Zusammenfassung der Entscheidung:
a) Wer will was von wem woraus? Ein Grundstücksmakler verlangt von einem Grundstückserwerber die Zahlung einer Provision für die Vermittlung eines Architektenvertrags. Der Architektenvertrag war jedoch mit dem Grundstückserwerb gekoppelt und daher nichtig (§ 134 BGB i. V. m. § 3 Abs. 4 MaBV a. F., heute § 655a BGB).
b) Was hat das Gericht entschieden? Der BGH hat den Provisionsanspruch des Maklers abgewiesen.
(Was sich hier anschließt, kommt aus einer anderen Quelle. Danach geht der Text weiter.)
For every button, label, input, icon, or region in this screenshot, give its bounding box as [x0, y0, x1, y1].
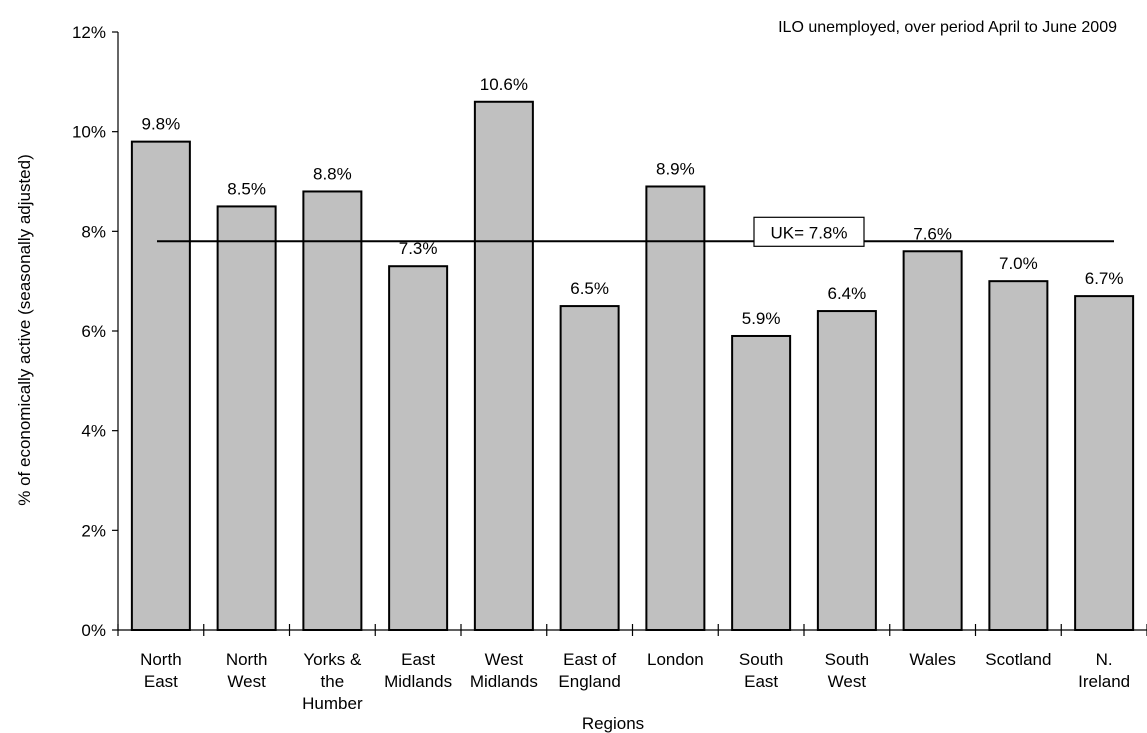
- x-tick-label: Ireland: [1078, 672, 1130, 691]
- x-tick-label: London: [647, 650, 704, 669]
- bar: [731, 334, 792, 631]
- x-tick-label: South: [825, 650, 869, 669]
- y-tick-label: 8%: [81, 222, 106, 241]
- y-tick-label: 2%: [81, 521, 106, 540]
- uk-average-label: UK= 7.8%: [770, 223, 847, 242]
- data-label: 10.6%: [480, 75, 528, 94]
- bar: [216, 205, 277, 632]
- chart-title: ILO unemployed, over period April to Jun…: [778, 19, 1117, 36]
- bar: [902, 250, 963, 631]
- data-label: 6.4%: [828, 284, 867, 303]
- x-tick-label: West: [828, 672, 867, 691]
- bar: [1074, 295, 1135, 631]
- data-label: 6.7%: [1085, 269, 1124, 288]
- bar: [302, 190, 363, 631]
- y-tick-label: 4%: [81, 422, 106, 441]
- y-tick-label: 6%: [81, 322, 106, 341]
- x-tick-label: the: [321, 672, 345, 691]
- x-tick-label: East: [144, 672, 178, 691]
- bar: [816, 310, 877, 631]
- bar: [988, 280, 1049, 631]
- reference-line-group: UK= 7.8%: [157, 216, 1114, 247]
- bar: [473, 100, 534, 632]
- bar: [645, 185, 706, 631]
- x-tick-label: Humber: [302, 694, 363, 713]
- data-label: 5.9%: [742, 309, 781, 328]
- x-tick-label: Midlands: [470, 672, 538, 691]
- data-label: 6.5%: [570, 279, 609, 298]
- x-tick-label: Yorks &: [303, 650, 362, 669]
- data-label: 8.8%: [313, 164, 352, 183]
- bar: [130, 140, 191, 631]
- x-tick-label: N.: [1096, 650, 1113, 669]
- bar: [388, 265, 449, 631]
- x-tick-label: South: [739, 650, 783, 669]
- x-axis-title: Regions: [582, 714, 644, 733]
- x-tick-label: Midlands: [384, 672, 452, 691]
- x-tick-label: East: [401, 650, 435, 669]
- data-label: 9.8%: [142, 115, 181, 134]
- y-tick-label: 0%: [81, 621, 106, 640]
- y-tick-label: 12%: [72, 23, 106, 42]
- y-axis-title: % of economically active (seasonally adj…: [15, 154, 34, 506]
- data-label: 7.0%: [999, 254, 1038, 273]
- uk-average-label-box: [753, 216, 865, 247]
- data-label: 8.5%: [227, 179, 266, 198]
- x-tick-label: West: [485, 650, 524, 669]
- x-tick-label: Wales: [909, 650, 956, 669]
- axes-group: North East North West Yorks & the Humber East Mi…: [72, 23, 1147, 713]
- data-label: 7.3%: [399, 239, 438, 258]
- bar: [559, 305, 620, 631]
- x-tick-label: England: [558, 672, 620, 691]
- x-tick-label: Scotland: [985, 650, 1051, 669]
- x-tick-label: East: [744, 672, 778, 691]
- x-tick-label: North: [140, 650, 182, 669]
- bars-group: 9.8% 8.5% 8.8% 7.3% 10.6% 6.5% 8.9% 5.9% 6.4% 7.6…: [130, 75, 1135, 632]
- data-label: 7.6%: [913, 224, 952, 243]
- data-label: 8.9%: [656, 159, 695, 178]
- x-tick-label: East of: [563, 650, 616, 669]
- x-tick-label: West: [227, 672, 266, 691]
- x-tick-label: North: [226, 650, 268, 669]
- y-tick-label: 10%: [72, 123, 106, 142]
Der Grundstückserwerber kann sich auf die Nichtigkeit des Architektenvertrags berufen, auch wenn er die Architektenleistungen bereits entgegengenommen hat.
c) Begründung des Gerichts:
- Der Maklervertrag war untrennbar mit dem nichtigen Architektenvertrag verbunden (Koppelungsgeschäft).
- Da der Architektenvertrag gegen gesetzliche Verbote verstieß (unzulässige Koppelung), war er von Anfang an nichtig (§ 134 BGB).
- Ein Provisionsanspruch des Maklers scheitert bereits daran, dass der vermittelte Vertrag keine rechtliche Wirkung entfalten konnte.
- Die Inanspruchnahme der Leistungen durch den Erwerber ändert nichts an der Nichtigkeit – der Makler kann daher keine Vergütung verlangen.